[Speex-dev] How does the jitter buffer "catch up"?

Sun Sep 18 15:20:07 PDT 2005

> Thank you for a very good explanation which shed light on some of the
> questions that I had after reading the source code.
>
> Reading your text however, I wonder if I'm perhaps missing an important
> point on the proper use of the jitter buffer:
>
> ...
>> Now, clearly, if early_ratio is high and late_ratio is very
>> low, the buffer is buffering more than it needs to; it will
>> skip a frame to reduce latency.
> ...
>
> Question:
> Do I understand it that I should not put every incoming packet through the
> jitter buffer?
>
> The way my code works today is:
>
> 1) Packet read from socket
> 2) Call speex_jitter_put(...) with the just-arrived packet
> 3) Read one packet from jitter buffer using speex_jitter_get(...) function
> 4) Feed just read-from-jitter packet to the sound card for playback
>
> This will in fact feed one 20msec batch of sound to play at the sound card
> for every packet received from the speex encoder at the other end.
>
> I know I may sound a bit slow-on-the-pickup here, but at the risk of
> sounding very beginner like (which I'll gladly admit I am) I wonder if this
> is totally wrong to do?
>
> Question:
> Should the jitter buffer implementation not have a packet to return (data is
> simply missing) should I bother to feed the 20msec packet of silence
> (comfort noise perhaps?) to the speaker? Or should the jitter buffer perhaps
> hint me (with a return value?) that no packet was available and there is no
> need to feed anything to the sound card?
>
> In my current implementation, running on a Windows XP box, I have a growing
> number of outstanding packets queued to the soundcard. I believe this is
> happening because when packets are delayed (in my test case I have no packet
> loss, just delays) the jitter buffer interpolates and returns a packet to
> play. When the packets finally arrive, they too are queued to the soundcard.
> Resulting in an increasing non-recoverable delay of the speech coming out of
> the sound card.
>
> Your feedback is greatly appreciated. I thank you for taking the time to
> respond with any relevant details or hints.

If you call speex_jitter_put and get from the same thread on every packet, 
you are getting no benefit from the jitter buffer at all.
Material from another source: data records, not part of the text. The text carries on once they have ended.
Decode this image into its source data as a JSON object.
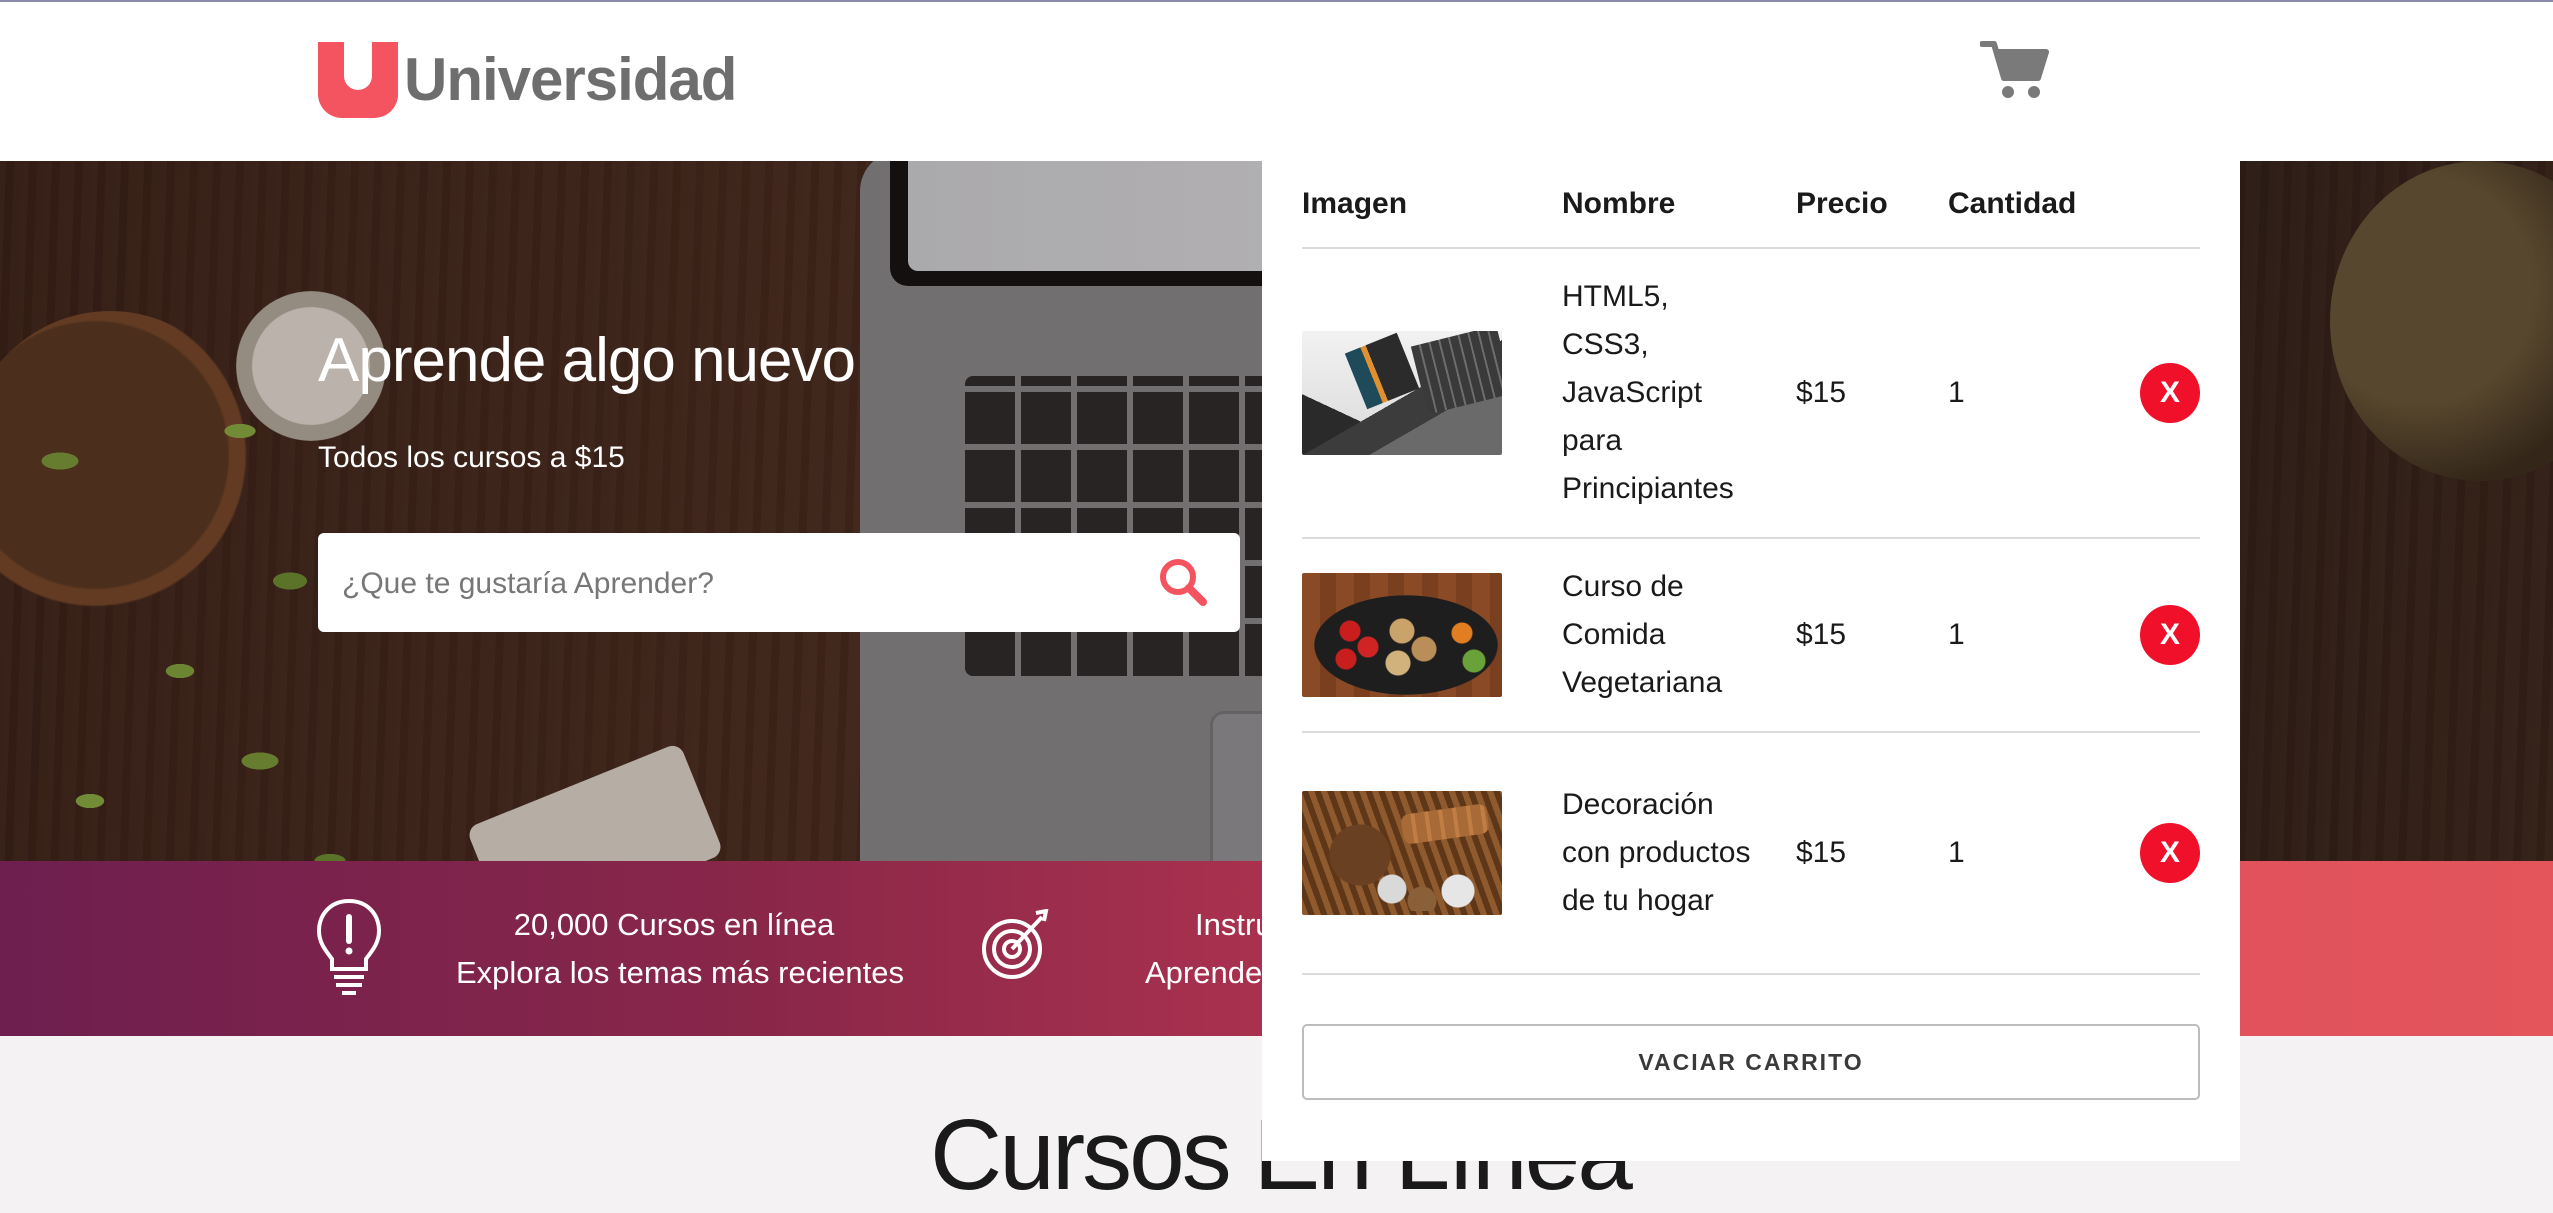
{
  "header": {
    "logo_text": "Universidad",
    "cart_icon": "shopping-cart-icon"
  },
  "hero": {
    "title": "Aprende algo nuevo",
    "subtitle": "Todos los cursos a $15",
    "search": {
      "placeholder": "¿Que te gustaría Aprender?",
      "value": "",
      "icon": "search-icon"
    }
  },
  "info_bar": {
    "items": [
      {
        "icon": "lightbulb-icon",
        "line1": "20,000 Cursos en línea",
        "line2": "Explora los temas más recientes"
      },
      {
        "icon": "target-icon",
        "line1": "Instru",
        "line2": "Aprende"
      }
    ]
  },
  "section": {
    "title": "Cursos En Línea"
  },
  "cart": {
    "columns": [
      "Imagen",
      "Nombre",
      "Precio",
      "Cantidad"
    ],
    "items": [
      {
        "name": "HTML5, CSS3, JavaScript para Principiantes",
        "price": "$15",
        "quantity": "1",
        "remove_label": "X",
        "image": "course-html-thumbnail"
      },
      {
        "name": "Curso de Comida Vegetariana",
        "price": "$15",
        "quantity": "1",
        "remove_label": "X",
        "image": "course-food-thumbnail"
      },
      {
        "name": "Decoración con productos de tu hogar",
        "price": "$15",
        "quantity": "1",
        "remove_label": "X",
        "image": "course-decor-thumbnail"
      }
    ],
    "empty_button": "VACIAR CARRITO"
  },
  "colors": {
    "brand": "#f4545f",
    "remove_button": "#f0102a",
    "info_bar_start": "#6e1f4f",
    "info_bar_end": "#e3545b"
  }
}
Correct usage of the jitter buffer is as follows:

Create two threads (or two evens inside the same thread):

Thread/Event #1: On every packet received, immediately and without delay 
call speex_jitter_put.

Thread/Event #2: Every 20ms (use a damn-high-precision timer or 
play-notification from your soundcard), call speex_jitter_get and play 
that frame.

Meaning, even if no packet arrived in the last 20 ms, you should 
still call speex_jitter_get, and no matter if 100 packets arrived in the 
last 20 ms, you should still only call speex_jitter_get once.

(PS, if you do use threads, protect speex_jitter_put/get with a mutex 
(CRITICAL_SECTION I believe they're called in Win32Speak) -- calling put 
and get at the exact same time from different threads leads to "features")

This allows the jitter buffer to actually buffer, and try to keep the 
delay between frame arrivel and frame play to a minimum.

As for detecting outages, a hack I use is to check jitter->valid_bits. If 
it's set, we decoded "something", if it's not, we're interpolating 
something which may not sound that good so feed the soundcard 20ms of 
silence instead.

Incidentally, on Win32 you probably want to use DirectSound with a looping 
buffer of around 200ms and play notifiers; try to be at least one frame 
ahread of the write cursor -- the notification will come when the play 
cursor is AT the position, meaning that you'd need to decode the packet in 
no time (and I do mean "no time") to avoid artifacts in the sound. With 
one frame to go on you should be safe.